Special thanks to Kadiatou Diallo (Artist, academics, curator) for guiding and connecting with other practitioners throughout this residency period; Jan Bachmann (Comic Novelist, artist, Activist) for helping me conceptually and physical engagement with different political struggles in Switzerland, more specifically in Basel; Parvez Imam organizing the public presentation of my work at "the Dialogue", Basel and Hochschule Luzern, Design & Kunst, Lucerne School of Art and Design for organising my presentation of my work in University.
Site: 74/76 Mattenstrasse, Basel, Switzerland.
Dimension: Variable.
Media: painted banners, posters by black pigment bind with distemper and red, blue and brown Stainer on handwoven and rough cotton cloth, painted illustrations by gouache and Ink on rice-paper, permanent marker and ink drawings on printed flyers, leaflets, postcards, packing boxes cardboard sheets, tobacco packet and paper egg crate; handwritten text on the wall, collected propaganda materials related to immigration, racism, asylum, deportation, such as magazines, books, leaflets, stickers, flyers and badges; performative activities and discussions.
Description:
During the three months stay in Switzerland, I was engaged with different political groups, alternative publishing houses, community centres, squat houses, demonstrations mainly revolving around the question of immigration, asylum acts, deportation and racism. These themes were particularly roused in light of the recent “new asylum act’’ implemented in March 2019 in Switzerland.

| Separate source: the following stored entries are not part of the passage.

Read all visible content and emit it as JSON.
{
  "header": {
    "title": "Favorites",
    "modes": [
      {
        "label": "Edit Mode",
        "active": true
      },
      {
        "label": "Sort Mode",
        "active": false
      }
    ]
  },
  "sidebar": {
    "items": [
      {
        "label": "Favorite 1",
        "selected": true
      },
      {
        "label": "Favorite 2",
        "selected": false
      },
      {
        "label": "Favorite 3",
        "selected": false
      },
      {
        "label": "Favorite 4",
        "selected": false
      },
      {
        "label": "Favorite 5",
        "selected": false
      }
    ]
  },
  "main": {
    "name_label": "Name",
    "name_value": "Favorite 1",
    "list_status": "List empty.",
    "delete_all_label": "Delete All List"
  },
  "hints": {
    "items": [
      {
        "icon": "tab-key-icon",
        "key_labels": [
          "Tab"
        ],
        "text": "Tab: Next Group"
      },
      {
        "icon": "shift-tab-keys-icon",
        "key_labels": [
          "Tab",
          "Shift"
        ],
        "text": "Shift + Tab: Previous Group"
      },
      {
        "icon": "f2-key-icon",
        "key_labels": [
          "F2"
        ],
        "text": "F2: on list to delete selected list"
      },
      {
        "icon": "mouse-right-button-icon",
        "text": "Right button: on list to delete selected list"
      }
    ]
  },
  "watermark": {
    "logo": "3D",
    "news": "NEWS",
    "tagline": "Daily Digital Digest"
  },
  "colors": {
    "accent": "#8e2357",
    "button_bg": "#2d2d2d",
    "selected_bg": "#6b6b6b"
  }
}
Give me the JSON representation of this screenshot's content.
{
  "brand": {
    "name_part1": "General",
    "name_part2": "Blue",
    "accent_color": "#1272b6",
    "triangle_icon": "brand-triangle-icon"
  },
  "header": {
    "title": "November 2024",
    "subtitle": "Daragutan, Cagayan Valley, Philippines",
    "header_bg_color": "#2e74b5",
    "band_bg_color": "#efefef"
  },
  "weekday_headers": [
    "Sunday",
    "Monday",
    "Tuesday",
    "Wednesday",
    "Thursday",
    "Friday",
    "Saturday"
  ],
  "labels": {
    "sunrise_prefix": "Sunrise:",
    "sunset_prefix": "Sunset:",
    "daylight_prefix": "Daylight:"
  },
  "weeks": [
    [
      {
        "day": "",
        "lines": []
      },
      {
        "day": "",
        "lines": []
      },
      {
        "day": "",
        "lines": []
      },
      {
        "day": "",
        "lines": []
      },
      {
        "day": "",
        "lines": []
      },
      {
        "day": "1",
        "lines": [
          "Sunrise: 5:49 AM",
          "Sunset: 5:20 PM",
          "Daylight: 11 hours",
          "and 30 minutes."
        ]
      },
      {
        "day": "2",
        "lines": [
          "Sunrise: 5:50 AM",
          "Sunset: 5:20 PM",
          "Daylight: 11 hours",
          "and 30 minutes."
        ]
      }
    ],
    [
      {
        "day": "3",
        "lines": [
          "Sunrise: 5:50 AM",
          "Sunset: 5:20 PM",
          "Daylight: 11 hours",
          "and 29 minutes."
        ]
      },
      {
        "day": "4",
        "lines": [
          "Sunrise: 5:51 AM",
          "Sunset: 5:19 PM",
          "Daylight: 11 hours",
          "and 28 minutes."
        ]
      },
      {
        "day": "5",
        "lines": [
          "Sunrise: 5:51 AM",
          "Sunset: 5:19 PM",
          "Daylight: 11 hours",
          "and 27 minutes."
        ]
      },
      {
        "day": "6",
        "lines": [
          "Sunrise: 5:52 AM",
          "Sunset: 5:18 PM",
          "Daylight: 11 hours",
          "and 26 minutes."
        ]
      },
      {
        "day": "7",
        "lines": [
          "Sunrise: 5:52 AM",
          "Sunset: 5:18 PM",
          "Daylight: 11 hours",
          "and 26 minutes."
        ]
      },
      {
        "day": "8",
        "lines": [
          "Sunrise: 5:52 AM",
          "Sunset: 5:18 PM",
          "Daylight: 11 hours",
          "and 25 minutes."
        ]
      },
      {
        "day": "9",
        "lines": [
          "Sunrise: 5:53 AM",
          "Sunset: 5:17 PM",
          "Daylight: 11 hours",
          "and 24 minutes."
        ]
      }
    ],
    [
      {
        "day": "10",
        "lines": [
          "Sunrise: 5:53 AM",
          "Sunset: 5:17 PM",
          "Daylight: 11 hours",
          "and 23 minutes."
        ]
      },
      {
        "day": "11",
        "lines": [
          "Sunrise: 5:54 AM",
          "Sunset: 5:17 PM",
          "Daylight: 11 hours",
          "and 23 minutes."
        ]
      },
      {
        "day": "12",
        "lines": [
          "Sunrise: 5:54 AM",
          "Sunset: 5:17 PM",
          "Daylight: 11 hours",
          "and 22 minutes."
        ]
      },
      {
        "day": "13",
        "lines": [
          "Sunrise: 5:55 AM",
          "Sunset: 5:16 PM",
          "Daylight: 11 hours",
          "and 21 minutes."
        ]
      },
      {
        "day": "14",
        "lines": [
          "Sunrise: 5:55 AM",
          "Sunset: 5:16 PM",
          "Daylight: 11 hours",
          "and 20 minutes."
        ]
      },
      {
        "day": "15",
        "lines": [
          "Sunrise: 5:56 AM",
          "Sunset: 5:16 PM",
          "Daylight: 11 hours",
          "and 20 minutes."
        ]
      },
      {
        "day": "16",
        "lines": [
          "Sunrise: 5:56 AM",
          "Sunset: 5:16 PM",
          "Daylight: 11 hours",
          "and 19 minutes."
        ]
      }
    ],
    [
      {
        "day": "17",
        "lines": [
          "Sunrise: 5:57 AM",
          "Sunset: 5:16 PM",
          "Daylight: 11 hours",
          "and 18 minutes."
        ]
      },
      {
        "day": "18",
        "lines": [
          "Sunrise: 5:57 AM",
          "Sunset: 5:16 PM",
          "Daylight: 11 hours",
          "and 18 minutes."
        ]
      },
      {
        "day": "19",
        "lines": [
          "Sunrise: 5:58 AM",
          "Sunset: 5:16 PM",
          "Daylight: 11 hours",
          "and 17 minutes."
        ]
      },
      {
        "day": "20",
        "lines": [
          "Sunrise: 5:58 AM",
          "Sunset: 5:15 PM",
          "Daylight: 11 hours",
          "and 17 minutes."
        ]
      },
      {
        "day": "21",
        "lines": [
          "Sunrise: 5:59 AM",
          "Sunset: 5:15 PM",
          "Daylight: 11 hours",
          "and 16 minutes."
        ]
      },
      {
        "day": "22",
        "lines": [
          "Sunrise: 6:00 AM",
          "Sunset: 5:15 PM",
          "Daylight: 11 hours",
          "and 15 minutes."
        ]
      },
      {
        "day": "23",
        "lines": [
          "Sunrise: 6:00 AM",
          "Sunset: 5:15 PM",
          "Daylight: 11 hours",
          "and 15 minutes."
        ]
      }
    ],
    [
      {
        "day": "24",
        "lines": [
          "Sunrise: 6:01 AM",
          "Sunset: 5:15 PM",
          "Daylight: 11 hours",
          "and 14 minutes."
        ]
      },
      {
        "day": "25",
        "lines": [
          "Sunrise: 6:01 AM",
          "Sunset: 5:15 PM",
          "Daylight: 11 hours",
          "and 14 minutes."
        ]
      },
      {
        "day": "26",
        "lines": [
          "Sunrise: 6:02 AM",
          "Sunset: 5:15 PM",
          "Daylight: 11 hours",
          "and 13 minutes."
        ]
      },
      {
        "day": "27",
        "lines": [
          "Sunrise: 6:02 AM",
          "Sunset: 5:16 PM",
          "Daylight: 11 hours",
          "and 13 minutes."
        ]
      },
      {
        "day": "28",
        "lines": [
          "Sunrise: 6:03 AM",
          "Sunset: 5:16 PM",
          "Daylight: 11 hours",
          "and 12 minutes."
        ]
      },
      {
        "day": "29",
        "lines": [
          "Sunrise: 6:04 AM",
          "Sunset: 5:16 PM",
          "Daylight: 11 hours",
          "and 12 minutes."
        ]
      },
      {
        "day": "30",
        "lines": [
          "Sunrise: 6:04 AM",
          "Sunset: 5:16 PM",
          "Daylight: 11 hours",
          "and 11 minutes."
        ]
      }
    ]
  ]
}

I had many opportunities to get involved in political activities, which included:
The May Day (labour day) demonstrations on 1st May; occupying the parks on a mass scale beside the deportation camps in Zurich (against the Frontex/European Border and Coast Guard Agency, in collaboration with the Swiss Government)
A feminist strike on14th June.
New asylum act protest of 29th & 30th June in Basel.
I collected flyers, advertisements and media from the local art scene and noticed that topics like the recent immigration/asylum policies, deportation and racism were virtually absent. Through reading local news, conversations and engaging with different political groups in the area, and looking at counterpropaganda practices like protest sticker culture and underground/alternative magazines and newsletters, I decided to superimpose political imagery, slogans and quotations onto the collected material such as display boards and walls. These works and reflections were incomplete and thus ongoing.
The displays were set up in Mattenstrasse in a residential community, where people live within an economically independent and self-sustainable society. They have their own medical system, food procurement and storage, local entertainment and meeting places such as bars, a concert hall, and artist studios. Residents of this community are actively involved with political movements and my engagement with them provided me with a chance of immersing myself and gaining the first-hand experience with how the locals engage and protest police brutality and injustice against immigrants and asylum seekers.
This finally led to a public display being opened up which collected my works and engagements during the research and included, for example, a series of documentations of the demonstrations, sticker and magazine collections, contributions of other artist’s work such as Sussane Winterling’s “ISOTROP’’ (volumes 1 and 5) which was an underground collectives magazine publication of Germany. We also displayed anti-asylum act placards, posters, banners and stickers. I kept a daily journal which consisted of sketches, paintings, slogans, documentations, newspaper and magazine clippings and notes on my daily observations. Display space was created to exhibit my observations which allowed people who were affected by or involved with the political hardships and encouraged dialogue, enabling a greater sense of unity and understanding.